When President Obama announced that the U.S. was preparing to restore diplomatic relations with Cuba on Wednesday, the news provoked mixed reactions – opponents of the Castro government were dismayed and some Cuban immigrants celebrated, eager to return home. And yet, one name kept reappearing over and over in ancillary discussions on the lifting of the embargo: Assata.
Assata is Assata Shakur, the Black Panther activist who famously broke out of prison in 1979 after being convicted for the first-degree murder of a New Jersey state police officer and found refuge in Cuba. Just last year, she became the first woman on the FBI’s most wanted terrorist list and the New Jersey attorney general offered a $2 million award for information that would lead to her capture. The New Jersey state police have made several attempts to have her extradited. And now that U.S.-Cuba relations are thawing, they are going to renew efforts for extradition. On the same day that Obama announced the lifting of the embargo, the New Jersey state police released this statement: "We view any changes in relations with Cuba as an opportunity to bring her back to the United States to finish her sentence for the murder of a New Jersey State Trooper in 1973.”

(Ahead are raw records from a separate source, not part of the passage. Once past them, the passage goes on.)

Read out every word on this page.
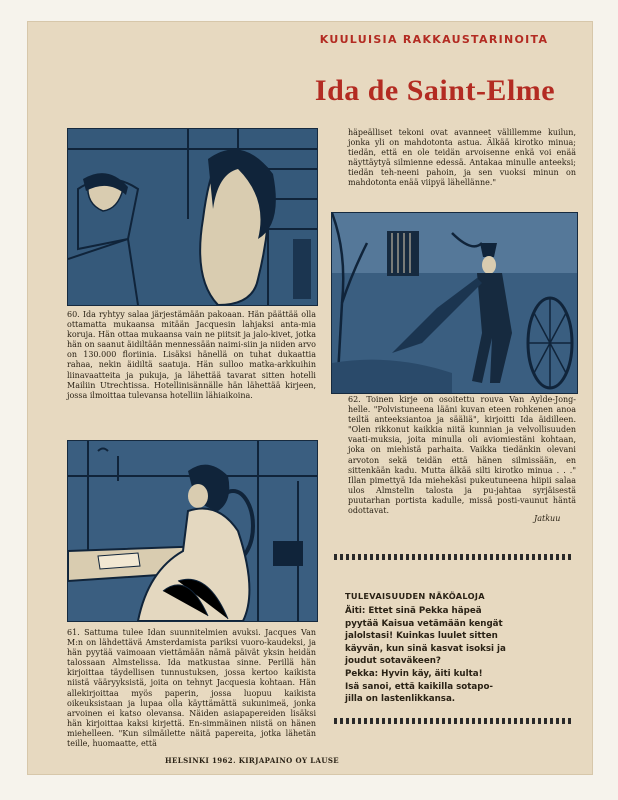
KUULUISIA RAKKAUSTARINOITA
Ida de Saint-Elme
häpeälliset tekoni ovat avanneet välillemme kuilun, jonka yli on mahdotonta astua. Älkää kirotko minua; tiedän, että en ole teidän arvoisenne enkä voi enää näyttäytyä silmienne edessä. Antakaa minulle anteeksi; tiedän teh-neeni pahoin, ja sen vuoksi minun on mahdotonta enää viipyä lähellänne."
62. Toinen kirje on osoitettu rouva Van Aylde-Jong-helle. "Polvistuneena lääni kuvan eteen rohkenen anoa teiltä anteeksiantoa ja sääliä", kirjoitti Ida äidilleen. "Olen rikkonut kaikkia niitä kunnian ja velvollisuuden vaati-muksia, joita minulla oli aviomiestäni kohtaan, joka on miehistä parhaita. Vaikka tiedänkin olevani arvoton sekä teidän että hänen silmissään, en sittenkään kadu. Mutta älkää silti kirotko minua . . ." Illan pimettyä Ida miehekäsi pukeutuneena hiipii salaa ulos Almstelin talosta ja pu-jahtaa syrjäisestä puutarhan portista kadulle, missä posti-vaunut häntä odottavat.
Jatkuu
60. Ida ryhtyy salaa järjestämään pakoaan. Hän päättää olla ottamatta mukaansa mitään Jacquesin lahjaksi anta-mia koruja. Hän ottaa mukaansa vain ne piitsit ja jalo-kivet, jotka hän on saanut äidiltään mennessään naimi-siin ja niiden arvo on 130.000 floriinia. Lisäksi hänellä on tuhat dukaattia rahaa, nekin äidiltä saatuja. Hän sulloo matka-arkkuihin liinavaatteita ja pukuja, ja lähettää tavarat sitten hotelli Mailiin Utrechtissa. Hotellinisännälle hän lähettää kirjeen, jossa ilmoittaa tulevansa hotelliin lähiaikoina.
61. Sattuma tulee Idan suunnitelmien avuksi. Jacques Van M:n on lähdettävä Amsterdamista pariksi vuoro-kaudeksi, ja hän pyytää vaimoaan viettämään nämä päivät yksin heidän talossaan Almstelissa. Ida matkustaa sinne. Perillä hän kirjoittaa täydellisen tunnustuksen, jossa kertoo kaikista niistä vääryyksistä, joita on tehnyt Jacquesia kohtaan. Hän allekirjoittaa myös paperin, jossa luopuu kaikista oikeuksistaan ja lupaa olla käyttämättä sukunimeä, jonka arvoinen ei katso olevansa. Näiden asiapapereiden lisäksi hän kirjoittaa kaksi kirjettä. En-simmäinen niistä on hänen miehelleen. "Kun silmäilette näitä papereita, jotka lähetän teille, huomaatte, että
TULEVAISUUDEN NÄKÖALOJA
Äiti: Ettet sinä Pekka häpeä
pyytää Kaisua vetämään kengät
jalolstasi! Kuinkas luulet sitten
käyvän, kun sinä kasvat isoksi ja
joudut sotaväkeen?
Pekka: Hyvin käy, äiti kulta!
Isä sanoi, että kaikilla sotapo-
jilla on lastenlikkansa.
HELSINKI 1962. KIRJAPAINO OY LAUSE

In Cuba, Shakur was one of multiple Black political activists, dissidents and revolutionaries granted political asylum in the 60s and 70s, among them Eldridge Cleaver and Huey P. Newton. In addition to the killing of the New Jersey cop, Shakur was also accused of bank robbery, the kidnapping of a drug dealer, and the attempted murder of two other police officers from Queens. Most of these charges were dropped; in other cases she was acquitted. It’s likely Shakur was victim to the FBI’s COINTEL program (often referred to as COINTELPRO), a Cold War-era national security apparatus that relied on secret and often illegal operations to surveil, infiltrate and disrupt the activities of subversive political organizations. Many of the targeted groups were communist or socialist in nature, but civil rights groups and groups associated with Black Nationalism withstood the brunt of COINTELPRO probes. Trumping up charges for a popular Black nationalist figure was not, at the time, outside the purview of the FBI, which was concerned with neutralizing any and all threats to U.S. power, even at the expense of democratic values.

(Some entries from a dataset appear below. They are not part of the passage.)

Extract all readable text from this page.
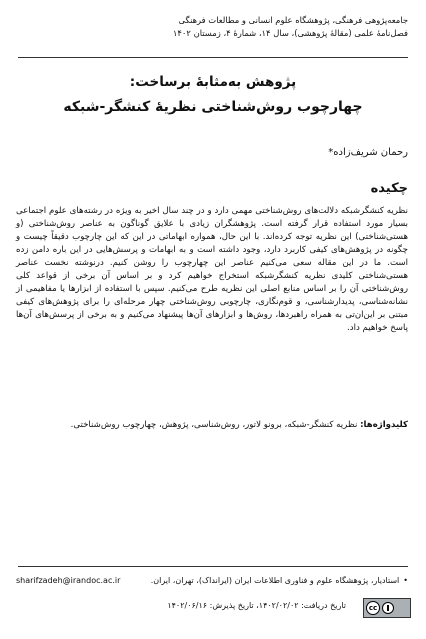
جامعه‌پژوهی فرهنگی، پژوهشگاه علوم انسانی و مطالعات فرهنگی
فصل‌نامهٔ علمی (مقالهٔ پژوهشی)، سال ۱۴، شمارهٔ ۴، زمستان ۱۴۰۲
پژوهش به‌مثابهٔ برساخت:
چهارچوب روش‌شناختی نظریهٔ کنشگر-شبکه
رحمان شریف‌زاده*
چکیده
نظریه کنشگرشبکه دلالت‌های روش‌شناختی مهمی دارد و در چند سال اخیر به ویژه در رشته‌های علوم اجتماعی بسیار مورد استفاده قرار گرفته است. پژوهشگران زیادی با علایق گوناگون به عناصر روش‌شناختی (و هستی‌شناختی) این نظریه توجه کرده‌اند. با این حال، همواره ابهاماتی در این که این چارچوب دقیقاً چیست و چگونه در پژوهش‌های کیفی کاربرد دارد، وجود داشته است و به ابهامات و پرسش‌هایی در این باره دامن زده است. ما در این مقاله سعی می‌کنیم عناصر این چهارچوب را روشن کنیم. درنوشته نخست عناصر هستی‌شناختی کلیدی نظریه کنشگرشبکه استخراج خواهیم کرد و بر اساس آن برخی از قواعد کلی روش‌شناختی آن را بر اساس منابع اصلی این نظریه طرح می‌کنیم. سپس با استفاده از ابزارها یا مفاهیمی از نشانه‌شناسی، پدیدارشناسی، و قوم‌نگاری، چارچوبی روش‌شناختی چهار مرحله‌ای را برای پژوهش‌های کیفی مبتنی بر این‌ان‌تی به همراه راهبردها، روش‌ها و ابزارهای آن‌ها پیشنهاد می‌کنیم و به برخی از پرسش‌های آن‌ها پاسخ خواهیم داد.
کلیدواژه‌ها: نظریه کنشگر-شبکه، برونو لاتور، روش‌شناسی، پژوهش، چهارچوب روش‌شناختی.
•استادیار، پژوهشگاه علوم و فناوری اطلاعات ایران (ایرانداک)، تهران، ایران.
sharifzadeh@irandoc.ac.ir
تاریخ دریافت: ۱۴۰۲/۰۲/۰۲، تاریخ پذیرش: ۱۴۰۲/۰۶/۱۶	cc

During the heady years of the Cold War, Cuba provided a safe haven for Black activists who were being persecuted by intelligence and security agencies. The socialist ideals they shared with Cuban revolutionaries like Che Guevara provided a platform from which they could forge transnational ties with people in “third-world” struggles all over the world. In fact, Algeria, which had emerged from a violent decolonial war waged by socialist revolutionaries, also served as a sanctuary for Black American activists. Cleaver, who sought exile after being charged with attempted murder in the United States, set up an outpost for the Black Panthers in Algiers.

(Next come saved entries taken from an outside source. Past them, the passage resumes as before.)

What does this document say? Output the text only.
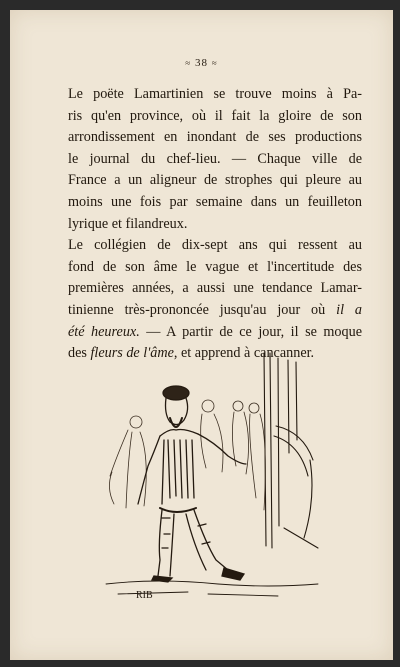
≈ 38 ≈

Le poëte Lamartinien se trouve moins à Pa-
ris qu'en province, où il fait la gloire de son
arrondissement en inondant de ses productions
le journal du chef-lieu. — Chaque ville de
France a un aligneur de strophes qui pleure au
moins une fois par semaine dans un feuilleton
lyrique et filandreux.

Le collégien de dix-sept ans qui ressent au
fond de son âme le vague et l'incertitude des
premières années, a aussi une tendance Lamar-
tinienne très-prononcée jusqu'au jour où il a
été heureux. — A partir de ce jour, il se moque
des fleurs de l'âme, et apprend à cancanner.

RIB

Shakur is 67 years old now, still hiding out somewhere in Cuba, where she has received the protection of the Castro government. But, decades later, her existence continues to provoke the ire of U.S. officials and it’s not totally clear why. Last year, when the U.S. put Shakur on the most wanted list, eyebrows were raised. In an interview with Vice, Anna Hartnell, a professor of American studies, expressed confusion about their dogged pursuit of an exiled Black activist. “Why the US government want to flag this up now is both mysterious and disturbing,” said Hartnell. “If they really were pursuing her for what they say they’re pursuing her for, it doesn’t make any sense. She was a large figure of threat, and the United States government are asserting the fact that they are still interested.”